First Lady of Malawi
- Incumbent
- Assumed role 4 October 2025
- President: Peter Mutharika
- Preceded by: Monica Chakwera
- In role 21 June 2014 – 28 June 2020
- President: Peter Mutharika
- Preceded by: Richard Banda
- Succeeded by: Monica Chakwera

Member of Parliament for Balaka North constituency
- In office 2009–2014
- Succeeded by: Lucius Banda

Personal details
- Born: c. 1961 (age 64–65)
- Party: Democratic Progressive Party
- Spouse: Peter Mutharika ​(m. 2014)​
- Children: Tadikira Mafubza (from first marriage)
- Profession: Nurse

= Gertrude Maseko =

Malawian politician, First Lady from (2014–2020; since 2025)
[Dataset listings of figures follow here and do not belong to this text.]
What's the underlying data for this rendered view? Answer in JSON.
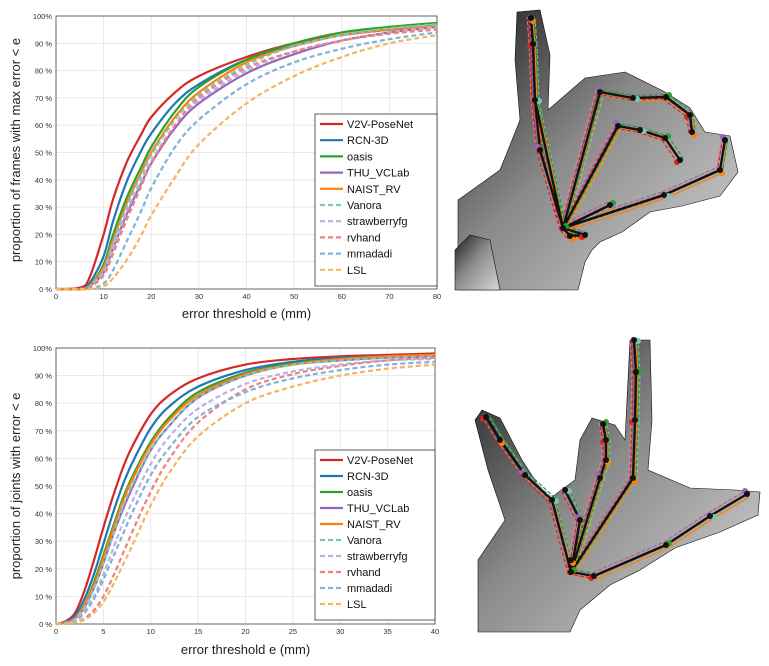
{
  "chart_data": [
    {
      "type": "line",
      "xlabel": "error threshold e (mm)",
      "ylabel": "proportion of frames with max error < e",
      "xlim": [
        0,
        80
      ],
      "ylim": [
        0,
        100
      ],
      "x_ticks": [
        "0",
        "10",
        "20",
        "30",
        "40",
        "50",
        "60",
        "70",
        "80"
      ],
      "y_ticks": [
        "0 %",
        "10 %",
        "20 %",
        "30 %",
        "40 %",
        "50 %",
        "60 %",
        "70 %",
        "80 %",
        "90 %",
        "100%"
      ],
      "grid": true,
      "legend_position": "bottom-right",
      "series": [
        {
          "name": "V2V-PoseNet",
          "color": "#d62728",
          "dash": "solid",
          "x": [
            0,
            5,
            7,
            10,
            12,
            15,
            18,
            20,
            25,
            30,
            40,
            50,
            60,
            70,
            80
          ],
          "y": [
            0,
            0.5,
            4,
            20,
            33,
            47,
            57,
            63,
            72,
            78,
            85,
            90,
            93,
            95,
            96
          ]
        },
        {
          "name": "RCN-3D",
          "color": "#1f77b4",
          "dash": "solid",
          "x": [
            0,
            5,
            7,
            10,
            12,
            15,
            18,
            20,
            25,
            30,
            40,
            50,
            60,
            70,
            80
          ],
          "y": [
            0,
            0,
            2,
            12,
            25,
            40,
            51,
            57,
            68,
            75,
            84,
            89,
            93,
            95,
            96
          ]
        },
        {
          "name": "oasis",
          "color": "#2ca02c",
          "dash": "solid",
          "x": [
            0,
            5,
            7,
            10,
            12,
            15,
            18,
            20,
            25,
            30,
            40,
            50,
            60,
            70,
            80
          ],
          "y": [
            0,
            0,
            1,
            9,
            20,
            34,
            45,
            52,
            65,
            74,
            84,
            90,
            94,
            96,
            97.5
          ]
        },
        {
          "name": "THU_VCLab",
          "color": "#9467bd",
          "dash": "solid",
          "x": [
            0,
            5,
            7,
            10,
            12,
            15,
            18,
            20,
            25,
            30,
            40,
            50,
            60,
            70,
            80
          ],
          "y": [
            0,
            0,
            1,
            6,
            15,
            28,
            39,
            46,
            59,
            68,
            79,
            86,
            91,
            94,
            96
          ]
        },
        {
          "name": "NAIST_RV",
          "color": "#ff7f0e",
          "dash": "solid",
          "x": [
            0,
            5,
            7,
            10,
            12,
            15,
            18,
            20,
            25,
            30,
            40,
            50,
            60,
            70,
            80
          ],
          "y": [
            0,
            0,
            1,
            8,
            18,
            32,
            43,
            50,
            63,
            72,
            83,
            89,
            93,
            95,
            96.5
          ]
        },
        {
          "name": "Vanora",
          "color": "#76c7c0",
          "dash": "dashed",
          "x": [
            0,
            5,
            7,
            10,
            12,
            15,
            18,
            20,
            25,
            30,
            40,
            50,
            60,
            70,
            80
          ],
          "y": [
            0,
            0,
            1,
            7,
            17,
            31,
            42,
            49,
            62,
            71,
            82,
            89,
            93,
            95.5,
            97
          ]
        },
        {
          "name": "strawberryfg",
          "color": "#b9b0dd",
          "dash": "dashed",
          "x": [
            0,
            5,
            7,
            10,
            12,
            15,
            18,
            20,
            25,
            30,
            40,
            50,
            60,
            70,
            80
          ],
          "y": [
            0,
            0,
            0.5,
            6,
            15,
            29,
            40,
            47,
            60,
            69,
            80,
            87,
            91,
            94,
            96
          ]
        },
        {
          "name": "rvhand",
          "color": "#f08080",
          "dash": "dashed",
          "x": [
            0,
            5,
            7,
            10,
            12,
            15,
            18,
            20,
            25,
            30,
            40,
            50,
            60,
            70,
            80
          ],
          "y": [
            0,
            0,
            0.5,
            5,
            13,
            26,
            38,
            46,
            60,
            70,
            81,
            87,
            91,
            93.5,
            95
          ]
        },
        {
          "name": "mmadadi",
          "color": "#7fb2d8",
          "dash": "dashed",
          "x": [
            0,
            5,
            7,
            10,
            12,
            15,
            18,
            20,
            25,
            30,
            40,
            50,
            60,
            70,
            80
          ],
          "y": [
            0,
            0,
            0,
            2,
            7,
            18,
            29,
            37,
            52,
            62,
            75,
            83,
            88,
            91.5,
            94
          ]
        },
        {
          "name": "LSL",
          "color": "#f5b461",
          "dash": "dashed",
          "x": [
            0,
            5,
            7,
            10,
            12,
            15,
            18,
            20,
            25,
            30,
            40,
            50,
            60,
            70,
            80
          ],
          "y": [
            0,
            0,
            0,
            1,
            4,
            11,
            20,
            27,
            41,
            53,
            68,
            78,
            85,
            90,
            93
          ]
        }
      ]
    },
    {
      "type": "line",
      "xlabel": "error threshold e (mm)",
      "ylabel": "proportion of joints with error < e",
      "xlim": [
        0,
        40
      ],
      "ylim": [
        0,
        100
      ],
      "x_ticks": [
        "0",
        "5",
        "10",
        "15",
        "20",
        "25",
        "30",
        "35",
        "40"
      ],
      "y_ticks": [
        "0 %",
        "10 %",
        "20 %",
        "30 %",
        "40 %",
        "50 %",
        "60 %",
        "70 %",
        "80 %",
        "90 %",
        "100%"
      ],
      "grid": true,
      "legend_position": "bottom-right",
      "series": [
        {
          "name": "V2V-PoseNet",
          "color": "#d62728",
          "dash": "solid",
          "x": [
            0,
            1,
            2,
            3,
            4,
            5,
            6,
            7,
            8,
            10,
            12,
            15,
            20,
            25,
            30,
            35,
            40
          ],
          "y": [
            0,
            1,
            4,
            12,
            23,
            35,
            46,
            56,
            64,
            76,
            83,
            89,
            94,
            96,
            97,
            97.5,
            98
          ]
        },
        {
          "name": "RCN-3D",
          "color": "#1f77b4",
          "dash": "solid",
          "x": [
            0,
            1,
            2,
            3,
            4,
            5,
            6,
            7,
            8,
            10,
            12,
            15,
            20,
            25,
            30,
            35,
            40
          ],
          "y": [
            0,
            0.5,
            3,
            9,
            18,
            29,
            40,
            50,
            58,
            71,
            79,
            86,
            92,
            95,
            96.5,
            97,
            97.5
          ]
        },
        {
          "name": "oasis",
          "color": "#2ca02c",
          "dash": "solid",
          "x": [
            0,
            1,
            2,
            3,
            4,
            5,
            6,
            7,
            8,
            10,
            12,
            15,
            20,
            25,
            30,
            35,
            40
          ],
          "y": [
            0,
            0.5,
            2,
            7,
            15,
            25,
            35,
            45,
            53,
            66,
            75,
            84,
            91,
            94.5,
            96,
            97,
            97.5
          ]
        },
        {
          "name": "THU_VCLab",
          "color": "#9467bd",
          "dash": "solid",
          "x": [
            0,
            1,
            2,
            3,
            4,
            5,
            6,
            7,
            8,
            10,
            12,
            15,
            20,
            25,
            30,
            35,
            40
          ],
          "y": [
            0,
            0.5,
            2,
            6,
            13,
            22,
            32,
            41,
            49,
            63,
            72,
            82,
            90,
            94,
            95.5,
            96.5,
            97
          ]
        },
        {
          "name": "NAIST_RV",
          "color": "#ff7f0e",
          "dash": "solid",
          "x": [
            0,
            1,
            2,
            3,
            4,
            5,
            6,
            7,
            8,
            10,
            12,
            15,
            20,
            25,
            30,
            35,
            40
          ],
          "y": [
            0,
            0.5,
            2,
            7,
            14,
            24,
            34,
            44,
            52,
            65,
            74,
            83,
            90.5,
            94,
            96,
            97,
            97.5
          ]
        },
        {
          "name": "Vanora",
          "color": "#76c7c0",
          "dash": "dashed",
          "x": [
            0,
            1,
            2,
            3,
            4,
            5,
            6,
            7,
            8,
            10,
            12,
            15,
            20,
            25,
            30,
            35,
            40
          ],
          "y": [
            0,
            0.5,
            2,
            6,
            13,
            22,
            32,
            42,
            50,
            63,
            72,
            82,
            90,
            94,
            95.5,
            96.5,
            97
          ]
        },
        {
          "name": "strawberryfg",
          "color": "#b9b0dd",
          "dash": "dashed",
          "x": [
            0,
            1,
            2,
            3,
            4,
            5,
            6,
            7,
            8,
            10,
            12,
            15,
            20,
            25,
            30,
            35,
            40
          ],
          "y": [
            0,
            0.5,
            1.5,
            5,
            10,
            18,
            27,
            36,
            44,
            58,
            68,
            78,
            87,
            91.5,
            94,
            95.5,
            96
          ]
        },
        {
          "name": "rvhand",
          "color": "#f08080",
          "dash": "dashed",
          "x": [
            0,
            1,
            2,
            3,
            4,
            5,
            6,
            7,
            8,
            10,
            12,
            15,
            20,
            25,
            30,
            35,
            40
          ],
          "y": [
            0,
            0,
            0.5,
            2,
            5,
            10,
            17,
            25,
            33,
            48,
            60,
            73,
            85,
            90.5,
            93.5,
            95.5,
            96.5
          ]
        },
        {
          "name": "mmadadi",
          "color": "#7fb2d8",
          "dash": "dashed",
          "x": [
            0,
            1,
            2,
            3,
            4,
            5,
            6,
            7,
            8,
            10,
            12,
            15,
            20,
            25,
            30,
            35,
            40
          ],
          "y": [
            0,
            0.5,
            1,
            4,
            9,
            16,
            24,
            32,
            40,
            54,
            64,
            75,
            84,
            89,
            92,
            94,
            95
          ]
        },
        {
          "name": "LSL",
          "color": "#f5b461",
          "dash": "dashed",
          "x": [
            0,
            1,
            2,
            3,
            4,
            5,
            6,
            7,
            8,
            10,
            12,
            15,
            20,
            25,
            30,
            35,
            40
          ],
          "y": [
            0,
            0,
            0.5,
            1.5,
            4,
            8,
            14,
            21,
            28,
            43,
            55,
            68,
            80,
            86,
            90,
            92.5,
            94
          ]
        }
      ]
    }
  ],
  "hand_figures": [
    {
      "icon": "depth-hand-pose-frames"
    },
    {
      "icon": "depth-hand-pose-joints"
    }
  ]
}
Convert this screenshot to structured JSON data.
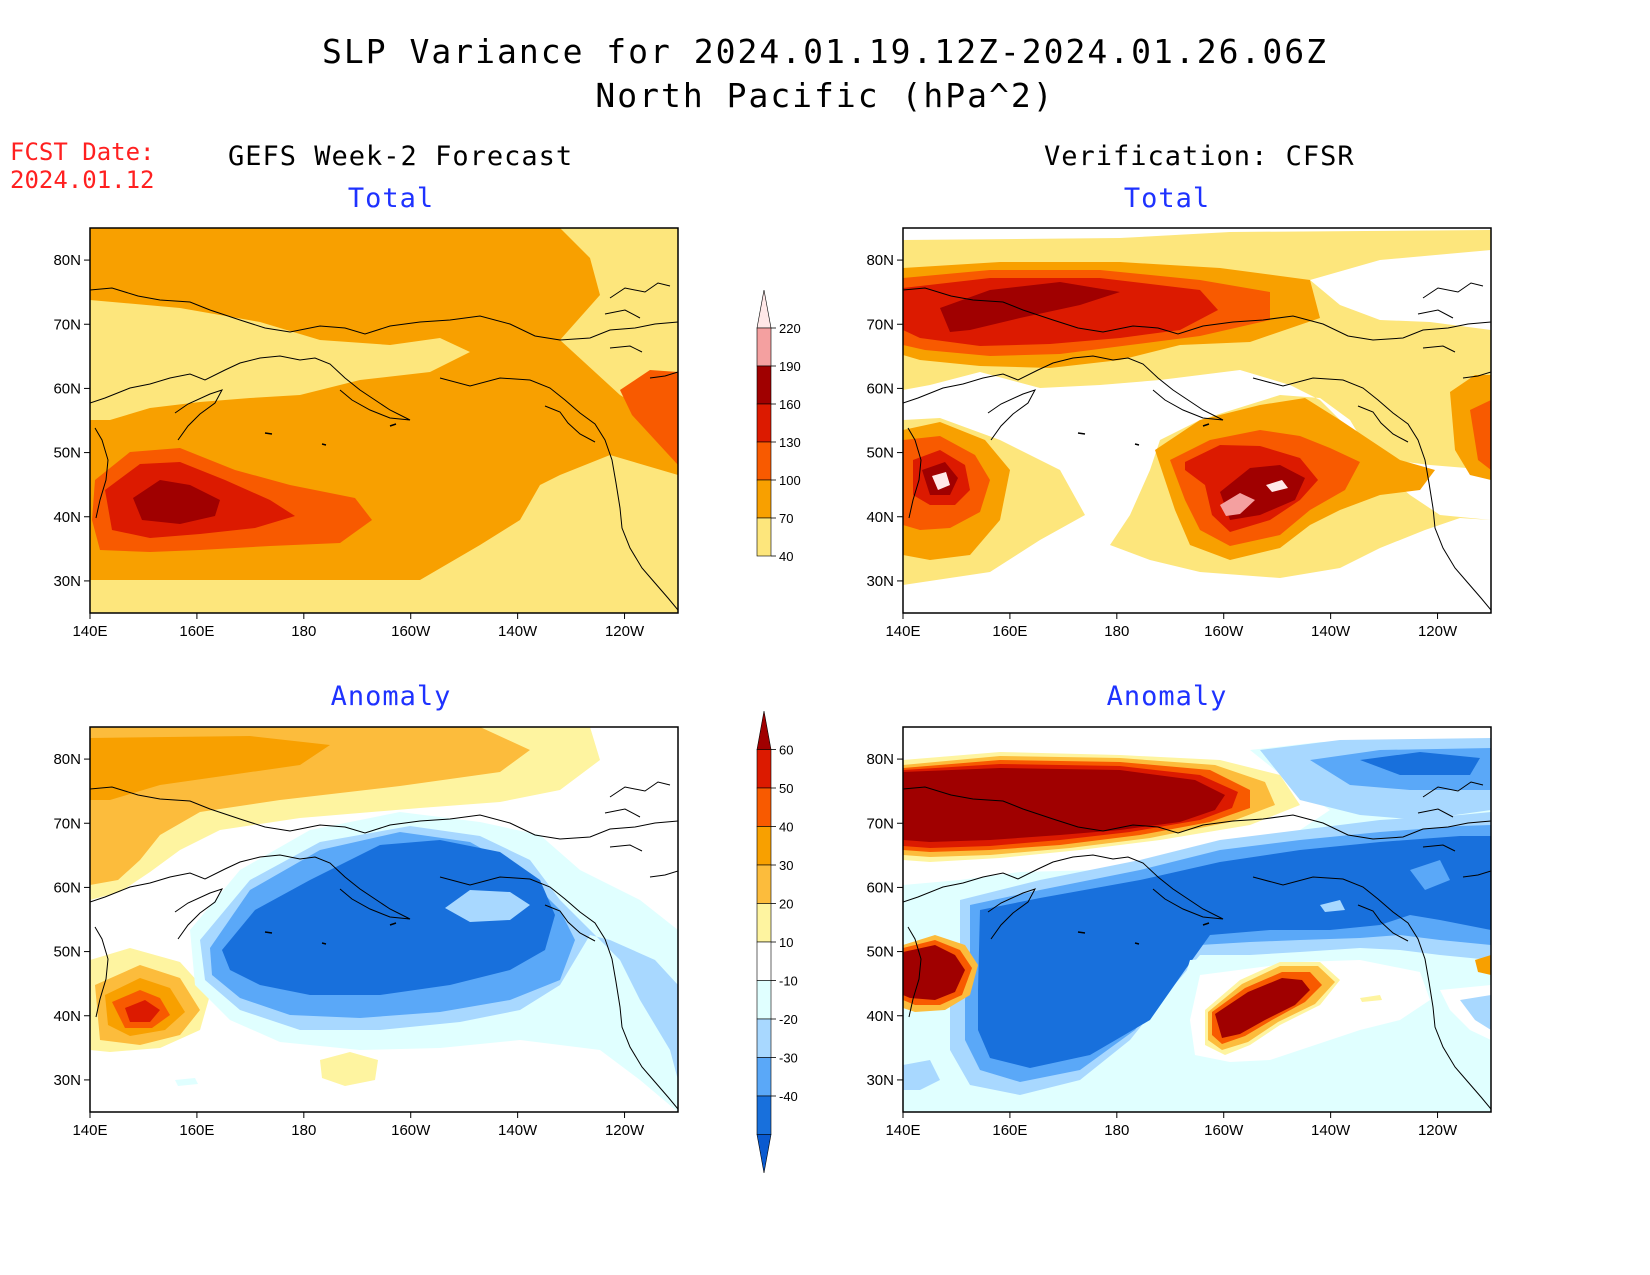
{
  "title_line1": "SLP Variance for 2024.01.19.12Z-2024.01.26.06Z",
  "title_line2": "North Pacific (hPa^2)",
  "forecast_date_label": "FCST Date:",
  "forecast_date_value": "2024.01.12",
  "left_column_title": "GEFS Week-2 Forecast",
  "right_column_title": "Verification: CFSR",
  "panels": [
    {
      "id": "fcst-total",
      "title": "Total"
    },
    {
      "id": "obs-total",
      "title": "Total"
    },
    {
      "id": "fcst-anomaly",
      "title": "Anomaly"
    },
    {
      "id": "obs-anomaly",
      "title": "Anomaly"
    }
  ],
  "lon_ticks": [
    "140E",
    "160E",
    "180",
    "160W",
    "140W",
    "120W"
  ],
  "lat_ticks": [
    "80N",
    "70N",
    "60N",
    "50N",
    "40N",
    "30N"
  ],
  "lon_range_deg_east": [
    140,
    250
  ],
  "lat_range_deg_north": [
    25,
    85
  ],
  "total_colorbar": {
    "levels": [
      "220",
      "190",
      "160",
      "130",
      "100",
      "70",
      "40"
    ],
    "colors": [
      "#ffe8e8",
      "#f4a0a0",
      "#a00000",
      "#dc1a00",
      "#f85a00",
      "#f8a000",
      "#fde67c"
    ]
  },
  "anomaly_colorbar": {
    "levels": [
      "60",
      "50",
      "40",
      "30",
      "20",
      "10",
      "-10",
      "-20",
      "-30",
      "-40"
    ],
    "colors": [
      "#a00000",
      "#dc1a00",
      "#f85a00",
      "#f8a000",
      "#fcbc3c",
      "#fef4a0",
      "#ffffff",
      "#e0ffff",
      "#a8d8ff",
      "#5aa8f8",
      "#1870dc",
      "#0a5ad0"
    ]
  }
}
Gertrude Hendrina Maseko (born c. 1961) is a former member of the national assembly and the current First Lady of Malawi.

Maseko originates from the village of Kapasule in Balaka District. She was educated at St Mary's Secondary School in Zomba. She was a member of the National Assembly for the DPP between 2009 and 2014, having been elected in the 2009 general elections. She married President Peter Mutharika on 21 June 2014.

==Notable works==
Gertrude started a movement called Beautify Malawi Trust, which is aimed at keeping the cities around Malawi clean and litter free. This also created employment for several people.

In 2018 Jean Kalilani who was the Minister for gender, disability and social welfare organised celebrations for International Women's Day involving the first lady and concentrating on women in the countryside.